Элизабет Костелло
Шрифт:
Вот что ей главным образом хотелось выяснить у Роберта Дункана как эксперта по экстраординарным связям — то, что ей было непонятно у древних греков или, если Анхис и его сын были не греками, а троянцами, чужаками, то у греков и троянцев вместе взятых как древнего народа Восточного Средиземноморья, народа, создавшего эллинские мифы. Она называет это нехваткой внутренней силы. Анхис был близок с божественным существом, большей близости быть не может. Это не обыденное переживание. Во всей христианской мифологии, если не учитывать Апокрифы, есть только один похожий случай, и тот имеет более обычную форму, когда от бога-мужчины — при этом, надо сказать, действовавшего безлично, издалека — забеременела смертная женщина. Говорили, что Мария потом сказала: Magnificat Dominum anima mea. [8] А может быть, ослышались, и это было Magnam me facit Dominus. [9] Во всяком случае в Евангелии говорится, что
8
Возвышена Господом душа моя (лат.).
9
Возвысил меня Господь (лат.).
Психея, Анхис, Мария: должен существовать лучший, более чистый, более философский образ мышления, когда дело касается отношений бога и человека. Однако есть ли у нее время и возможность, не говоря уж о склонности, заняться этим?
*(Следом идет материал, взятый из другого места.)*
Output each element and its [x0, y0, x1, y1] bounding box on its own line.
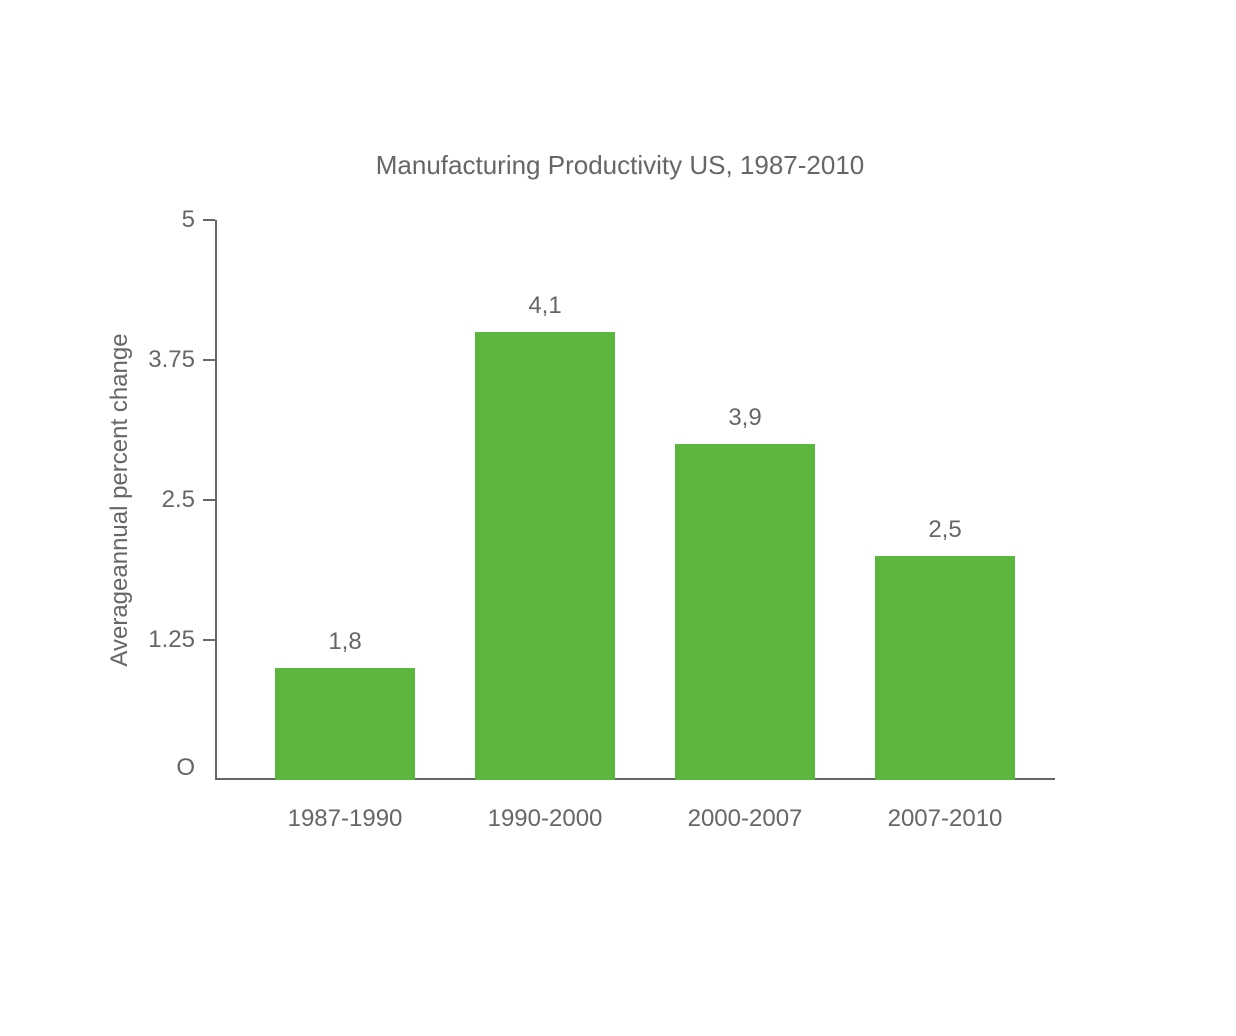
bar-value-label: 2,5	[928, 516, 961, 544]
y-tick	[203, 359, 215, 361]
plot-area: Averageannual percent change 1,84,13,92,…	[215, 220, 1055, 780]
bar: 4,1	[475, 332, 615, 780]
x-tick-label: 2007-2010	[888, 805, 1003, 833]
y-tick-label: 1.25	[148, 626, 195, 654]
bar: 1,8	[275, 668, 415, 780]
bar: 3,9	[675, 444, 815, 780]
bar-value-label: 4,1	[528, 292, 561, 320]
y-tick	[203, 639, 215, 641]
y-tick-label: 3.75	[148, 346, 195, 374]
y-tick-label: 5	[182, 206, 195, 234]
bar: 2,5	[875, 556, 1015, 780]
bar-value-label: 3,9	[728, 404, 761, 432]
chart-title: Manufacturing Productivity US, 1987-2010	[140, 150, 1100, 181]
bars-region: 1,8 4,1 3,9 2,5	[215, 220, 1055, 780]
x-tick-label: 1990-2000	[488, 805, 603, 833]
x-tick-label: 2000-2007	[688, 805, 803, 833]
y-tick	[203, 499, 215, 501]
y-tick-label: 2.5	[162, 486, 195, 514]
productivity-bar-chart: Manufacturing Productivity US, 1987-2010…	[140, 160, 1100, 880]
x-tick-label: 1987-1990	[288, 805, 403, 833]
y-axis-title: Averageannual percent change	[106, 333, 134, 666]
bar-value-label: 1,8	[328, 628, 361, 656]
y-tick	[203, 219, 215, 221]
y-zero-label: O	[176, 754, 195, 782]
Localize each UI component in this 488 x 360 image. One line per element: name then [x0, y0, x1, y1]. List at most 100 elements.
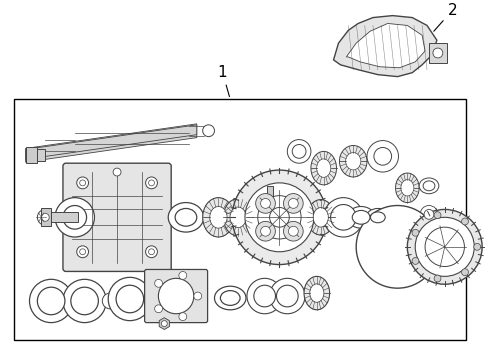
Circle shape: [108, 277, 151, 321]
Polygon shape: [25, 125, 196, 159]
Circle shape: [323, 198, 362, 237]
Bar: [37, 149, 45, 161]
Circle shape: [193, 292, 201, 300]
Polygon shape: [25, 124, 196, 162]
Circle shape: [269, 207, 289, 227]
Circle shape: [80, 180, 85, 186]
Text: 1: 1: [217, 64, 229, 96]
Ellipse shape: [366, 208, 389, 226]
Circle shape: [283, 221, 303, 241]
Circle shape: [461, 218, 468, 225]
Circle shape: [414, 217, 473, 276]
Polygon shape: [333, 15, 436, 77]
Circle shape: [432, 48, 442, 58]
FancyBboxPatch shape: [63, 163, 171, 271]
Bar: [14, 99, 466, 340]
Ellipse shape: [229, 207, 246, 228]
Circle shape: [145, 246, 157, 258]
Ellipse shape: [395, 173, 418, 203]
Circle shape: [276, 285, 298, 307]
Circle shape: [29, 279, 73, 323]
Ellipse shape: [220, 291, 240, 305]
Circle shape: [423, 210, 433, 219]
Circle shape: [154, 305, 162, 313]
Circle shape: [77, 177, 88, 189]
Circle shape: [37, 210, 53, 225]
Circle shape: [77, 246, 88, 258]
Circle shape: [283, 194, 303, 213]
Ellipse shape: [223, 199, 252, 236]
Bar: [25, 148, 37, 163]
Ellipse shape: [316, 159, 330, 177]
Bar: [48, 212, 78, 222]
Circle shape: [330, 204, 355, 230]
Circle shape: [55, 198, 94, 237]
Circle shape: [255, 221, 275, 241]
Text: 2: 2: [433, 3, 456, 31]
Circle shape: [260, 226, 270, 236]
Circle shape: [366, 140, 398, 172]
Circle shape: [260, 198, 270, 208]
Circle shape: [145, 177, 157, 189]
Ellipse shape: [202, 198, 234, 237]
Ellipse shape: [310, 152, 336, 185]
Circle shape: [246, 278, 282, 314]
Circle shape: [116, 285, 143, 313]
Ellipse shape: [175, 208, 196, 226]
Circle shape: [461, 269, 468, 276]
Circle shape: [37, 287, 65, 315]
Circle shape: [113, 168, 121, 176]
Circle shape: [424, 227, 464, 266]
Ellipse shape: [345, 153, 360, 170]
Circle shape: [407, 210, 481, 284]
Circle shape: [161, 321, 167, 327]
Ellipse shape: [209, 207, 226, 228]
Circle shape: [148, 249, 154, 255]
Circle shape: [158, 278, 193, 314]
Circle shape: [473, 243, 480, 250]
Circle shape: [63, 279, 106, 323]
Ellipse shape: [168, 203, 203, 232]
Ellipse shape: [422, 181, 434, 191]
Circle shape: [148, 180, 154, 186]
Circle shape: [287, 140, 310, 163]
Ellipse shape: [418, 178, 438, 194]
Circle shape: [255, 194, 275, 213]
Ellipse shape: [400, 180, 413, 196]
Ellipse shape: [351, 211, 369, 224]
Bar: [428, 43, 446, 63]
Circle shape: [288, 198, 298, 208]
Circle shape: [269, 278, 305, 314]
Circle shape: [433, 212, 440, 219]
Circle shape: [244, 183, 313, 252]
Circle shape: [63, 206, 86, 229]
Ellipse shape: [346, 207, 374, 228]
Ellipse shape: [306, 199, 334, 235]
Ellipse shape: [304, 276, 329, 310]
FancyBboxPatch shape: [144, 270, 207, 323]
Ellipse shape: [370, 212, 385, 223]
Circle shape: [80, 249, 85, 255]
Bar: [266, 186, 272, 210]
Circle shape: [154, 279, 162, 287]
Circle shape: [253, 285, 275, 307]
Circle shape: [71, 287, 98, 315]
Ellipse shape: [309, 284, 323, 302]
Circle shape: [419, 206, 437, 223]
Circle shape: [257, 196, 301, 239]
Circle shape: [232, 170, 326, 265]
Bar: [41, 208, 51, 226]
Ellipse shape: [339, 145, 366, 177]
Circle shape: [102, 293, 118, 309]
Circle shape: [202, 125, 214, 137]
Circle shape: [373, 148, 391, 165]
Circle shape: [433, 275, 440, 282]
Circle shape: [411, 229, 418, 236]
Circle shape: [179, 313, 186, 320]
Ellipse shape: [214, 286, 245, 310]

Взаимопроникновение. Можем ли мы быть настолько едины с богом, чтобы понять, прочувствовать божественное существо? Вопрос, который, судя по всему, никто уже больше не задает, за исключением, может быть, ее нового открытия, Сьюзен Митчелл, да и та не философ; вопрос, который вышел из моды уже на ее веку (она помнит, как это происходило и как она этому удивлялась), а задавать его стало модным незадолго до того, как она родилась. Другие формы существования — может быть, это более точно? Имеются ли другие формы существования, кроме той, что мы называем человеческой, в которые мы можем перейти? А если нет, то не свидетельствует ли это о нашей ограниченности? Она не много знает о Канте, но это звучит для нее как кантианский вопрос. Если ее не обманывает память, то вопрос о природе вещей начал свое шествие от мыслителя из Кенигсберга, а закончил Витгенштейном, „венским разрушителем“.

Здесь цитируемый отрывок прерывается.